On Mon, 2026-02-23 at 21:42 +0100, Attila Soki wrote:
> > > plan-ok:
> > > https://explain.depesz.com/s/hQvM
> > >
> > > plan-wrong:
> > > https://explain.depesz.com/s/uLvl
> >
> > Thanks.
> >
> > The difference in the plans is under the "Subquery Scan on odg", starting with
> > plan node 50 (everything under the "Sort"). I suspect that the mis-estimate
> > that is at the root of the problem is here:
> >
> > -> Index Scan using table_k_late_spec_dp_end_dat_key on schema1.table_k kal (... rows=196053 ...) (...
rows=471.00...)
> > Index Cond: (kal.dp_end_dat < ('now'::cstring)::date)
> > Index Searches: 1
> > Buffers: shared hit=230 read=49
> > I/O Timings: shared read=0.142
> >
> > PostgreSQL overestimates the row count by a factor of over 400.
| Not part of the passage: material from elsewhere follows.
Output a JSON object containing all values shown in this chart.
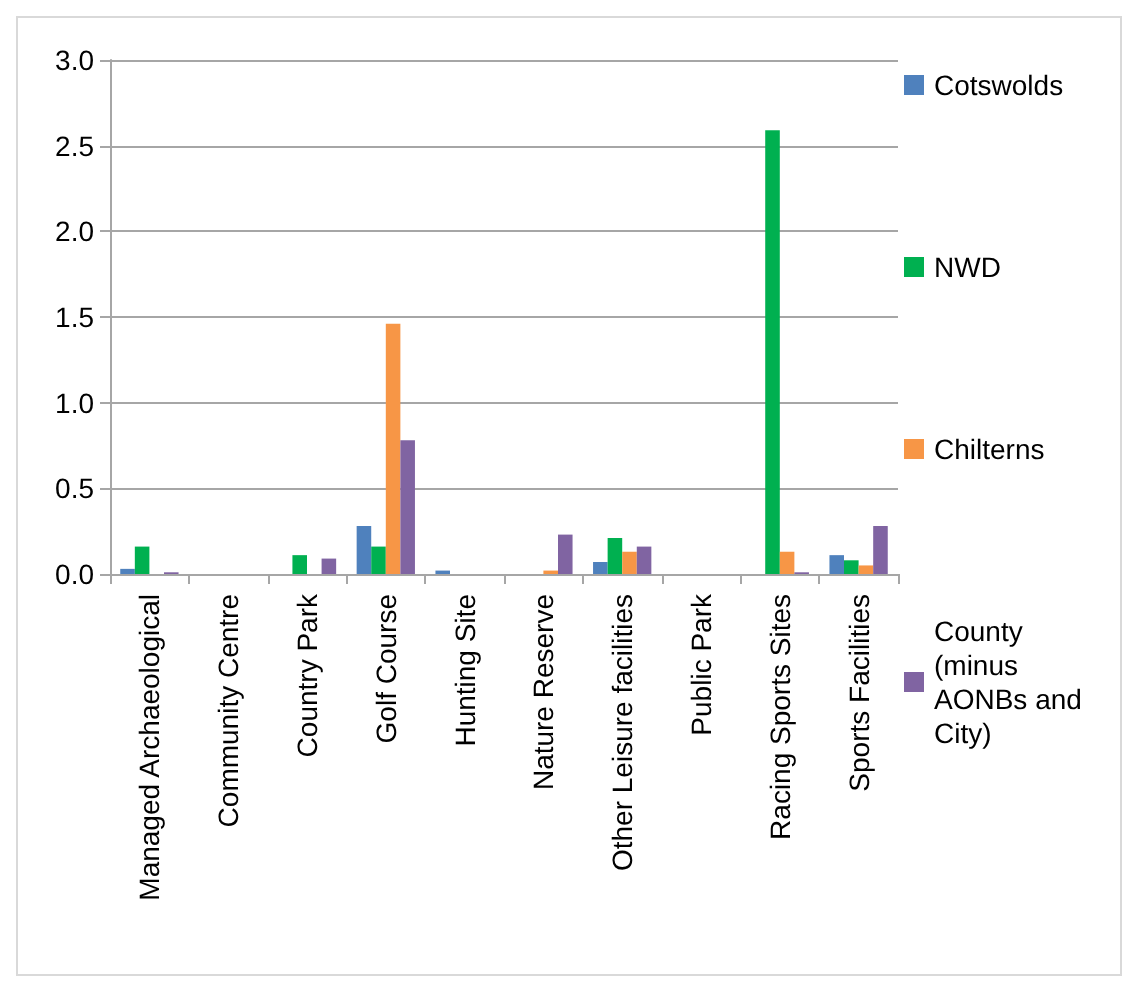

> > Try to fix that estimate and see if that gets PostgreSQL to do the right thing.
> >
> > Perhaps a simple ANALYZE on the table can do the trick.
>
>
> In the examples I used table_k to flip the plan with
> vacuumed -Upostgres -vZ -t schema1.tbl_used_in_query db1
> in the explain output schema1.tbl_used_in_query is table_k
I cannot understand that.
> > The right side of the comparison looks awkward, as if you wrote 'now'::text::date
> > My experiments show that PostgreSQL v18 estimates well even with such a weird
> > condition, but perhaps if you write "current_date" instead, you'd get better results.
>
> I didn't realize that made a difference. I will replace all occurrences. It also looks more clean with current_date.
It *didn't* make a difference when I played with that...
> > I'd play just with a query like
> >
> > EXPLAIN (ANALYZE)
> > SELECT * FROM schema1.table_k AS kal
> > WHERE dp_end_dat < current_date;
> >
> > until I get a good estimate.
>
> I will try to set custom statistics for dp_end_dat and the fields used by the table_k_late_spec_dp_end_dat_key index.
> Let’s see if that helps.
For a simple condition like that, extended statistics won't help.
That's why I suggested a plain ANALYZE.
I am not sure why that is estimated so badly.
Yours,
Laurenz Albe